Added Christyne L. Neff, an attorney for several unions of school employees, "If we don't know who's on the list, how can we provide input?"
When the mayor and governor make their appointments, the new school board will have to move quickly.
Under the legislation adopted yesterday, the board must appoint an interim chief executive officer to oversee the 110,000-student school system by June 15. The interim CEO is not eligible to hold the job permanently.
A permanent chief is to be on board by Oct. 30, although extensions to Dec. 31 are permissible for "extenuating circumstances."
The CEO will appoint a chief academic officer to oversee instructional matters and a chief financial officer to supervise the board's expanded powers over the budget and purchasing.
Amprey, whose position will not exist in the revamped hierarchy, is negotiating a settlement on the 15 months left under his $140,000-a-year contract.
The legislation calls for city schools to get $30 million in the coming year of the five-year commitment of $254 million. Half of that money is to arrive at the beginning of the new fiscal year July 1. The other half will be delivered when the new school board adopts an initial spending plan.
A more comprehensive plan on school reform is due Jan. 1.
The transition will be monitored by the federal court, the American Civil Liberties Union, and other groups.
Session's winners and losers
Score-keeping is one of the great political pastimes in Annapolis. Here, in no particular order, is a list of some winners and losers from the 1997 General Assembly session.
UP AND DOWN - Parris N. Glendening: A governor's power should bring him wins across the board, but several of Glendening's bills were killed this year and others were significantly altered.

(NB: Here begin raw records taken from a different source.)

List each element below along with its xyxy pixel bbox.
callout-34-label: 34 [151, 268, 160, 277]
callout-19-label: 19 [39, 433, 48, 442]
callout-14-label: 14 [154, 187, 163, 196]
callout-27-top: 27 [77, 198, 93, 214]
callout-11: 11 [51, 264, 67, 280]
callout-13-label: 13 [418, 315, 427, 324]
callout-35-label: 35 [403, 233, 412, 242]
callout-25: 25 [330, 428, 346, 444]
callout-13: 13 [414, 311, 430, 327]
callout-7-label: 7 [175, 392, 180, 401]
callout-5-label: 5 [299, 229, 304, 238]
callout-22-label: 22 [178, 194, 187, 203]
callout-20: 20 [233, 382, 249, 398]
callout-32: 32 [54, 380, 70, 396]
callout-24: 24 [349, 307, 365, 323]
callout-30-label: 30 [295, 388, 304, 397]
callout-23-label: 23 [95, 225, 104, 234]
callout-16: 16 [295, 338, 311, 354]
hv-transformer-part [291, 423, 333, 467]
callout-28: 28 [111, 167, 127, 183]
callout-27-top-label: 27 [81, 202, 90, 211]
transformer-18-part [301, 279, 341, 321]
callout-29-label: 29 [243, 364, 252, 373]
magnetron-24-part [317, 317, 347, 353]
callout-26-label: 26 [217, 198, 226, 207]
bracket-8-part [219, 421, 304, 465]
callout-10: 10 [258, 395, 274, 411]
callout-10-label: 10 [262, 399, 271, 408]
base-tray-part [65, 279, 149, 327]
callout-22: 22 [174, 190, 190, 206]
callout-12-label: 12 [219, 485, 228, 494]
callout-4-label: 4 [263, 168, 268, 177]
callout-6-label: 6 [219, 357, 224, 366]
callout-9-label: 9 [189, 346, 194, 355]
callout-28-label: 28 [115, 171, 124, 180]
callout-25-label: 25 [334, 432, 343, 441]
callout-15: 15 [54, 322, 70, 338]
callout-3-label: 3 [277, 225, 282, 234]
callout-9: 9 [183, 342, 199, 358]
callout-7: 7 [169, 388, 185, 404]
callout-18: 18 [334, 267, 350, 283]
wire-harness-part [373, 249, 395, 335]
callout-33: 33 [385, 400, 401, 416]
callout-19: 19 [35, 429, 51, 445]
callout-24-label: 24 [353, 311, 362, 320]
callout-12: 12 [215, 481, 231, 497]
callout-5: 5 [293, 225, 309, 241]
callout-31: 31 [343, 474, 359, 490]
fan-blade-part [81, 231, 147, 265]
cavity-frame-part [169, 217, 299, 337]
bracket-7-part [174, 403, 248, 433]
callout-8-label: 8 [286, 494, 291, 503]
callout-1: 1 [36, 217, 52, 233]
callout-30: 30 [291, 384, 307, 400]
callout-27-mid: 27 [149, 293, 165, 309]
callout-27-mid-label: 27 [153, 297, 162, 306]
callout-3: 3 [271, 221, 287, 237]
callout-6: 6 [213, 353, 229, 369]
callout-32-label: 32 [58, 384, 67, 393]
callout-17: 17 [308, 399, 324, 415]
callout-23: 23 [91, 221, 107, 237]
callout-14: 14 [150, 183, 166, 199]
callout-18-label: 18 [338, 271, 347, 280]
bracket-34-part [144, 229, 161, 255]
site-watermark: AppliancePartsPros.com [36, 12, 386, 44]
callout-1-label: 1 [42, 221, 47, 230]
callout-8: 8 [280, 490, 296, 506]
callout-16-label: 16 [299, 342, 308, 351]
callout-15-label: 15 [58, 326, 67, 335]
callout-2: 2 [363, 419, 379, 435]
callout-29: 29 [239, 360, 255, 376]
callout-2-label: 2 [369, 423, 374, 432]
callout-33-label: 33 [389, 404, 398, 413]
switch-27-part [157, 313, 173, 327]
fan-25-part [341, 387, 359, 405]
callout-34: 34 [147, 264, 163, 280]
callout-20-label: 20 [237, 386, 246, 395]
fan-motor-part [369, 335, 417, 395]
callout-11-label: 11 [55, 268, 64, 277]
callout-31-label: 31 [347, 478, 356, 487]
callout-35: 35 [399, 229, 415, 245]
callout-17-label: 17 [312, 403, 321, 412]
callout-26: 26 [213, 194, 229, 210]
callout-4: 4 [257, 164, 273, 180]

UP AND DOWN - Casper R. Taylor Jr.: Resisting what must have been an overwhelming urge to let the governor's program blow up in the governor's face, the House speaker delivered on a range of key issues and seized the high ground on campaign finance reform. But a responsible leadership position may have hurt him politically. It's hard to see how this session gives a Taylor candidacy for governor any momentum.
UP - Thomas V. Mike Miller: The Senate president ran his #F chamber masterfully. His choice of income tax plans prevailed, and if it results in future deficits, his plan for slots at the race tracks could look more attractive.
UP -Tobacco industry: Big Tobacco emerged as the session's clearest winner as every proposal to increase tobacco taxes or limit sales through vending machines went up in smoke.
DOWN - Maryland dairy farms: It was bad enough that their plan to regulate milk prices failed. But did the Senate have to kill the bill making milk the state drink?
DOWN - Maryland Chamber of Commerce: After its stumbling performance alienated Republicans and Democrats alike, the chamber saw half of its tax cut go to the little guy.
UP - C.A. Dutch Ruppersberger: By resisting the feeding frenzy over education money and delivering his entire delegation for the Baltimore school aid plan, the Baltimore County executive polished his image as a fiscal conservative, a friend of the city and a savvy political poker player.
UP AND DOWN - Doug Duncan and Wayne K. Curry: The Montgomery and Prince George's county executives overplayed their hand in negotiations with the governor over education aid and angered key legislators. Back home, though, they get credit for the effort.
UP - House Republicans: The gang of 41 emerged as serious players on policy issues and could legitimately claim a big share of credit for an income tax cut financed entirely by spending reductions. They were also crucial to passage of the Baltimore school aid and management package.
UP AND DOWN - Kurt L. Schmoke: Baltimore's mayor brought home new help for his troubled school system, courageously agreeing that dramatic changes were needed in the city schools. But he has taken political flak for his efforts in some corners, especially from some black ministers and politicians who say he gave up too much.